Molecular processes which promote the spatial localization of subcellular components are fundamental to cell development and differentiation. At various stages in development unequal segregation of molecular information must occur to result in the differentiated characteristics which distinguish cell progeny. Biological attributes of the dimorphic bacterium, Caulobacter crescentus, provide an experimental system permitting examination of the generation of asymmetry at the molecular level. When a Caulobacter cell divides, two different daughter cells are produced--a motile swarmer cell with a polar flagellum and a non-motile cell with a static appendage referred to as a stalk. The two cell types are distinct with respect to surface morphology, developmental potential, protein composition and biosynthetic capabilities.
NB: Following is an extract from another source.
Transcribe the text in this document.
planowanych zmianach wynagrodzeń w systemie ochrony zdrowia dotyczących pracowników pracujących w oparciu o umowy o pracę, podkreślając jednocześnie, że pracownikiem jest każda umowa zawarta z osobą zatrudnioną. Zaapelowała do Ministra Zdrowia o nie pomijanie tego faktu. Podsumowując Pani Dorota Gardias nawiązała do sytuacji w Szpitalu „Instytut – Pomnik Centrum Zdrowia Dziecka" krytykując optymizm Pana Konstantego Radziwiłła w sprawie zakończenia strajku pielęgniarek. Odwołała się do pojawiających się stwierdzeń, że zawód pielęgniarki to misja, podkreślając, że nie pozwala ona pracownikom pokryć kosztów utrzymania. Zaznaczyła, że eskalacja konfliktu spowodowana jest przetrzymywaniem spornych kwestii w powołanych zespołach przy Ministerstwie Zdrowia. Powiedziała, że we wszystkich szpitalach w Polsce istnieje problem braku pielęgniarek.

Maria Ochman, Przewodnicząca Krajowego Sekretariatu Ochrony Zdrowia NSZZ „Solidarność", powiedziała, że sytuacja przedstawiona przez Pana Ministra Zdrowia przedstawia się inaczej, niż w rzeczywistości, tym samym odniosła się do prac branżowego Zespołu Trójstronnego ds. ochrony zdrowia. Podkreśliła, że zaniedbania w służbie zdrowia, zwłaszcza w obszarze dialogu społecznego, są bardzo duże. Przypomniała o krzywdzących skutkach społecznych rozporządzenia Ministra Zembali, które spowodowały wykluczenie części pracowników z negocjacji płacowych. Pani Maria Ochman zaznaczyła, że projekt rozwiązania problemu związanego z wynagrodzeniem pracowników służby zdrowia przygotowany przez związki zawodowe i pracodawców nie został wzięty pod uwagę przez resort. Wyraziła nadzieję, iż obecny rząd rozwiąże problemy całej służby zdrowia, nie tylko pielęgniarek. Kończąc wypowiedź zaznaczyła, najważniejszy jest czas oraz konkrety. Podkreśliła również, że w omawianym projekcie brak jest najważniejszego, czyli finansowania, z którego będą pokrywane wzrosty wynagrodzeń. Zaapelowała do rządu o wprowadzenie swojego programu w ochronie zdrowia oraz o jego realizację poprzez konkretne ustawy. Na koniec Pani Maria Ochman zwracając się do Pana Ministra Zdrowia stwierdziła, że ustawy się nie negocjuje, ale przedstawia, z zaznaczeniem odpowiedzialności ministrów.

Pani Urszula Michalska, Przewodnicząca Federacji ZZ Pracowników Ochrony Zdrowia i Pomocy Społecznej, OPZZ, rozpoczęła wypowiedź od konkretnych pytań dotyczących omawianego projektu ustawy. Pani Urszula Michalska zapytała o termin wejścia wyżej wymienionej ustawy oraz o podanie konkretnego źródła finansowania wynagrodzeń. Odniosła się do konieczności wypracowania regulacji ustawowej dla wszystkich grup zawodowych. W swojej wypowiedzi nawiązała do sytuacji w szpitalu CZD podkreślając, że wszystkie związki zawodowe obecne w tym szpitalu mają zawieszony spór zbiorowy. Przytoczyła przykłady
One of the more conspicuous manifestations of asymmetric expression of macromolecules in this system, the flagellum, has been studied extensively. We have cloned the flagellin genes of Caulobacter and report here the use of these sequences as probes to demonstrate that (1) the level of flagellin mRNA is regulated during the cell cycle in a pattern coincident with flagellum polypeptide synthesis and (2) flagellin mRNA synthesized before cell division is segregated with progeny swarmer cells. This provides molecular evidence of specific partitioning of an mRNA at the time of cell division.